CRÍTICA TEATRO

Solfatara. Compañía: Atresbandes (Barcelona). Creación, dirección e interpretación: Albert Pérez Hidalgo, Mònica Almirall y Miquel Segovia. Lugar: ENT. Fecha: Domingo 2 de noviembre. Público: Media entrada.

Terrores cotidianos

Tiene Solfatara un planteamiento escénico brillante, por el que ha sido premiado en festivales de Inglaterra y Serbia, y que de entrada impacta. Una pareja joven a la mesa, anda la relación en caída libre y los silencios son más largos, profundos y desasosegantes que la conversación. En medio de ellos, un tercer personaje con la cabeza cubierta por una capucha de terrorista, que es la conciencia de él. Así, el público puede escuchar lo que Miquel está pensando pero no se atreve a decir a Mónica para no molestar, para no herir, por no armarla por cualquier nimiedad. Por ejemplo, que no le gusta el plato que ella ha cocinado. Ella, dale que dale, y él aguantándose las ganas de gritarle mientras ese tercero le va calentando los sesos hasta que, al final, estalla.

Las solfataras son las grietas por donde salen a la superficie los vapores de un volcán y es el hilo conductor del discurso del encapuchado, una ingeniosa metáfora para describir esas relaciones deterioradas. Todas las personas nacemos con un gemelo, nuestro miedo, dice la conciencia cuando, micrófono en mano, se dirige directamente al espectador. Está bien caracterizado el tipo, pues es el terror a no afrontar situaciones desagradables o verdades incómodas el que hace embarrancar las relaciones con silencios o medias verdades torturantes, aunque resulten cómicos así expuestos.

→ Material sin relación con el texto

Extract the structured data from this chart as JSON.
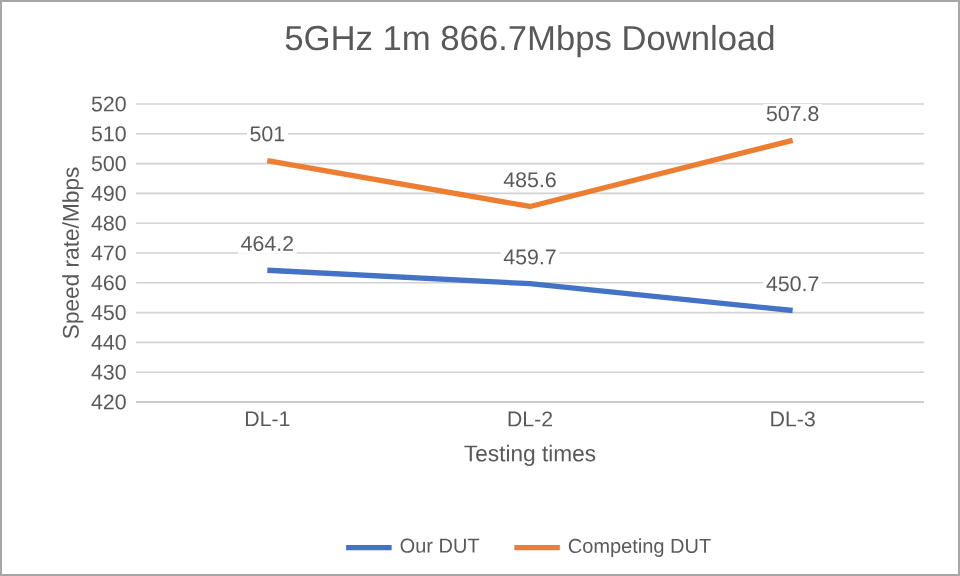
{
  "chart_data": {
    "type": "line",
    "title": "5GHz 1m 866.7Mbps Download",
    "xlabel": "Testing times",
    "ylabel": "Speed rate/Mbps",
    "categories": [
      "DL-1",
      "DL-2",
      "DL-3"
    ],
    "series": [
      {
        "name": "Our DUT",
        "color": "#4472c4",
        "values": [
          464.2,
          459.7,
          450.7
        ]
      },
      {
        "name": "Competing DUT",
        "color": "#ed7d31",
        "values": [
          501,
          485.6,
          507.8
        ]
      }
    ],
    "ylim": [
      420,
      520
    ],
    "yticks": [
      420,
      430,
      440,
      450,
      460,
      470,
      480,
      490,
      500,
      510,
      520
    ],
    "grid": "y",
    "legend": "bottom",
    "data_labels": true,
    "marker": "none",
    "line_style": "solid"
  }
}
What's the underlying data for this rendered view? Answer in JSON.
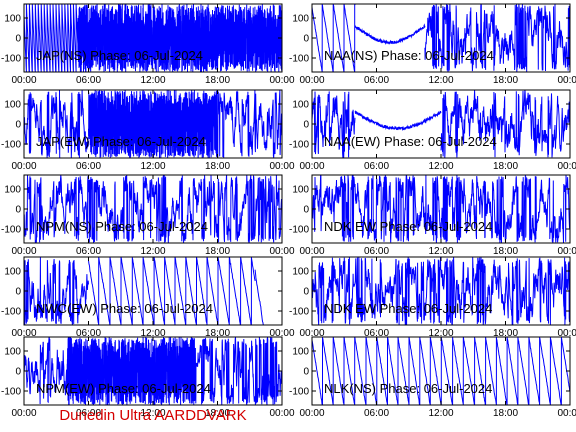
{
  "footer": "Dunedin Ultra AARDDVARK",
  "x_tick_labels": [
    "00:00",
    "06:00",
    "12:00",
    "18:00",
    "00:00"
  ],
  "y_tick_labels": [
    "100",
    "0",
    "-100"
  ],
  "colors": {
    "trace": "#0000ff",
    "footer": "#d40000",
    "axes": "#000000"
  },
  "chart_data": [
    {
      "type": "line",
      "title": "JAP(NS) Phase: 06-Jul-2024",
      "ylim": [
        -170,
        170
      ],
      "xlim": [
        0,
        24
      ],
      "xticks": [
        "00:00",
        "06:00",
        "12:00",
        "18:00",
        "00:00"
      ],
      "yticks": [
        100,
        0,
        -100
      ],
      "series": [
        {
          "pattern": "wraps-then-noise",
          "ranges": [
            [
              0,
              5,
              "wrap"
            ],
            [
              5,
              24,
              "dense"
            ]
          ]
        }
      ]
    },
    {
      "type": "line",
      "title": "NAA(NS) Phase: 06-Jul-2024",
      "ylim": [
        -170,
        170
      ],
      "xlim": [
        0,
        24
      ],
      "xticks": [
        "00:00",
        "06:00",
        "12:00",
        "18:00",
        "00:00"
      ],
      "yticks": [
        100,
        0,
        -100
      ],
      "series": [
        {
          "pattern": "ramps-then-arc-then-noise",
          "ranges": [
            [
              0,
              4,
              "ramp"
            ],
            [
              4,
              10.5,
              "arc"
            ],
            [
              10.5,
              24,
              "noisy"
            ]
          ]
        }
      ]
    },
    {
      "type": "line",
      "title": "JAP(EW) Phase: 06-Jul-2024",
      "ylim": [
        -170,
        170
      ],
      "xlim": [
        0,
        24
      ],
      "xticks": [
        "00:00",
        "06:00",
        "12:00",
        "18:00",
        "00:00"
      ],
      "yticks": [
        100,
        0,
        -100
      ],
      "series": [
        {
          "pattern": "noise-dense-noise",
          "ranges": [
            [
              0,
              6,
              "noisy"
            ],
            [
              6,
              18,
              "dense"
            ],
            [
              18,
              24,
              "noisy"
            ]
          ]
        }
      ]
    },
    {
      "type": "line",
      "title": "NAA(EW) Phase: 06-Jul-2024",
      "ylim": [
        -170,
        170
      ],
      "xlim": [
        0,
        24
      ],
      "xticks": [
        "00:00",
        "06:00",
        "12:00",
        "18:00",
        "00:00"
      ],
      "yticks": [
        100,
        0,
        -100
      ],
      "series": [
        {
          "pattern": "noise-arc-noise",
          "ranges": [
            [
              0,
              4,
              "noisy"
            ],
            [
              4,
              12,
              "arc"
            ],
            [
              12,
              24,
              "noisy"
            ]
          ]
        }
      ]
    },
    {
      "type": "line",
      "title": "NPM(NS) Phase: 06-Jul-2024",
      "ylim": [
        -170,
        170
      ],
      "xlim": [
        0,
        24
      ],
      "xticks": [
        "00:00",
        "06:00",
        "12:00",
        "18:00",
        "00:00"
      ],
      "yticks": [
        100,
        0,
        -100
      ],
      "series": [
        {
          "pattern": "noise",
          "ranges": [
            [
              0,
              24,
              "noisy"
            ]
          ]
        }
      ]
    },
    {
      "type": "line",
      "title": "NDK EW Phase: 06-Jul-2024",
      "ylim": [
        -170,
        170
      ],
      "xlim": [
        0,
        24
      ],
      "xticks": [
        "00:00",
        "06:00",
        "12:00",
        "18:00",
        "00:00"
      ],
      "yticks": [
        100,
        0,
        -100
      ],
      "series": [
        {
          "pattern": "noisy-ramps",
          "ranges": [
            [
              0,
              24,
              "noisy"
            ]
          ]
        }
      ]
    },
    {
      "type": "line",
      "title": "NWC(EW) Phase: 06-Jul-2024",
      "ylim": [
        -170,
        170
      ],
      "xlim": [
        0,
        24
      ],
      "xticks": [
        "00:00",
        "06:00",
        "12:00",
        "18:00",
        "00:00"
      ],
      "yticks": [
        100,
        0,
        -100
      ],
      "series": [
        {
          "pattern": "noise-then-ramps",
          "ranges": [
            [
              0,
              6,
              "noisy"
            ],
            [
              6,
              21.5,
              "ramp"
            ],
            [
              21.5,
              24,
              "tail"
            ]
          ]
        }
      ]
    },
    {
      "type": "line",
      "title": "NDK EW Phase: 06-Jul-2024",
      "ylim": [
        -170,
        170
      ],
      "xlim": [
        0,
        24
      ],
      "xticks": [
        "00:00",
        "06:00",
        "12:00",
        "18:00",
        "00:00"
      ],
      "yticks": [
        100,
        0,
        -100
      ],
      "series": [
        {
          "pattern": "noisy-ramps",
          "ranges": [
            [
              0,
              24,
              "noisy"
            ]
          ]
        }
      ]
    },
    {
      "type": "line",
      "title": "NPM(EW) Phase: 06-Jul-2024",
      "ylim": [
        -170,
        170
      ],
      "xlim": [
        0,
        24
      ],
      "xticks": [
        "00:00",
        "06:00",
        "12:00",
        "18:00",
        "00:00"
      ],
      "yticks": [
        100,
        0,
        -100
      ],
      "series": [
        {
          "pattern": "noise-dense-noise",
          "ranges": [
            [
              0,
              4,
              "noisy"
            ],
            [
              4,
              16,
              "dense"
            ],
            [
              16,
              24,
              "noisy"
            ]
          ]
        }
      ]
    },
    {
      "type": "line",
      "title": "NLK(NS) Phase: 06-Jul-2024",
      "ylim": [
        -170,
        170
      ],
      "xlim": [
        0,
        24
      ],
      "xticks": [
        "00:00",
        "06:00",
        "12:00",
        "18:00",
        "00:00"
      ],
      "yticks": [
        100,
        0,
        -100
      ],
      "series": [
        {
          "pattern": "ramps",
          "ranges": [
            [
              0,
              24,
              "ramp"
            ]
          ]
        }
      ]
    }
  ]
}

La pieza, de apenas una hora, muestra tres momentos en el día a día de Miquel y Mónica: la anodina comida del inicio; la desastrosa condición de anfitriones de ambos cuando invitan a cenar a una pareja amiga, momento en el que estallan las tensiones acumuladas; y un encuentro íntimo poco gozoso, pues los miedos y tensiones también se arrastran a la cama. Esas tres escenas descubren actores cuajados, pues requiere mucho tino fijar con precisión y mantener el vivísimo ritmo de los diálogos de la pareja mientras se intercalan como cuñas –a mayor volumen y con diferente intención–, los comentarios del terrorista. El hecho de que este personaje se convierta en narrador, una resolución final timorata que no se ajusta al crescendo dramático previo y la presencia de un panel donde, en algunos momentos, se sobretitulan los pensamientos, dispersan el efecto inicial y diluyen la fuerza del mecanismo dramático, que da la sensación no haber sido llevado al límite de sus posibilidades.

POR Víctor Iriarte. Publicado en Diario de Noticias el lunes 10 de noviembre de 2014.